Bangalore: Nestled in the easternmost edge of the Western Ghats, the Biligiri Rangaswamy Temple (BRT) Wildlife Sanctuary has an astonishing variety of ecosystems for its rather modest size of 540 sq.km.

Dry scrubland and woodland savannas; deciduous forests and evergreen forests; and sholas and grasslands that together support as many as 245 species of birds, 145 species of butterflies and dozens of mammals including the tiger.

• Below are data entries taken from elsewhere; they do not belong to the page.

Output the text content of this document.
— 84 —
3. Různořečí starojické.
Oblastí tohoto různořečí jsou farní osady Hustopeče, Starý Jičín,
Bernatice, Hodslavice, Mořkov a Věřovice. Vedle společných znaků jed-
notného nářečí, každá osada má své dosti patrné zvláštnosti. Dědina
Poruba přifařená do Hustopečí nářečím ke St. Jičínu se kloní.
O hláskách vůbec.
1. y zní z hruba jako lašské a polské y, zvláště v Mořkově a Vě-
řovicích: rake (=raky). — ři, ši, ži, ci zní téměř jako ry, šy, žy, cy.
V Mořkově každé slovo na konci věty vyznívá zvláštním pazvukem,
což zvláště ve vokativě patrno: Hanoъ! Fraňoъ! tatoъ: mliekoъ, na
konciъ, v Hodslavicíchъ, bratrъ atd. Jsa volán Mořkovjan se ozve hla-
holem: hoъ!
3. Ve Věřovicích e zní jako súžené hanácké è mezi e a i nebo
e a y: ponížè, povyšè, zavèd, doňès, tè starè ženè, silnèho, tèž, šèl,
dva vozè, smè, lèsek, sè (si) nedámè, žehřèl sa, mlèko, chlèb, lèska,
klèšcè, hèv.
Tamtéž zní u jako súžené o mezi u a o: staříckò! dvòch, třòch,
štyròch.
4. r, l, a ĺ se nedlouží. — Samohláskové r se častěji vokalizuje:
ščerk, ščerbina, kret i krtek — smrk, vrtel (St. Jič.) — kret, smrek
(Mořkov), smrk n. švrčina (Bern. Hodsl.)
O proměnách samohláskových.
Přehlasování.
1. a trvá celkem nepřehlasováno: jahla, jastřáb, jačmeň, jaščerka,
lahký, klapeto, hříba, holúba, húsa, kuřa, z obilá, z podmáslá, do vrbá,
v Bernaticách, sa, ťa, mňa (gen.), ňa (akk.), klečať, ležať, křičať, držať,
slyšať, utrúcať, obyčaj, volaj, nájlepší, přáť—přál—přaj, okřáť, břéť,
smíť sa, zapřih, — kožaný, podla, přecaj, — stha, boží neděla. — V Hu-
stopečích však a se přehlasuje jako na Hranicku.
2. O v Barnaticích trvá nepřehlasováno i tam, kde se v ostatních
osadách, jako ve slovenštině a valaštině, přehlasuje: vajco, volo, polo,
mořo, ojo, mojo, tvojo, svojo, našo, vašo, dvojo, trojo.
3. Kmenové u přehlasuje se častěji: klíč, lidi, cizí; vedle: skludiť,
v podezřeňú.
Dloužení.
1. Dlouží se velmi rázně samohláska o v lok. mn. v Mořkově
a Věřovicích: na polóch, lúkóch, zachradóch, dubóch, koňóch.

The Biligiri Rangaswamy Temple (BRT) Wildlife Sanctuary will now be brought alive for children in classrooms in the form of a CD. “Forests Alive!” is packed with drawings, maps, 175 activities and educational aids such as posters, flash cards and game cards specific to BR Hills. It is designed for students of classes I to X as part of an environment education programme.

The CD also deals with socio-economic issues of environment and development, the lives and livelihood of the Soliga tribal community, agricultural diversity, non-timber forest produce, health and nutrition.

The CD is the result of a three-year-long collaboration between the Ashoka Trust for Research in Ecology and the Environment (ATREE), Pune-based Kalpavriksh Environment Action Group and the Vivekananda Girijana Kalyana Kendra (VGKK). The BRT sanctuary may be the special reference for the CD, created for teachers of the VGKK School located within the sanctuary. But it can be adapted by educators in co-curricular learning programmes elsewhere too, say the authors. It can provide information to wildlife tourists, non-governmental organisations and just about anyone interested.

The Kannada version of the CD “Vana Sanjeevana,” translated by writer and Rajyotsava Award winner Nagesh Hegde, will be out in book form shortly.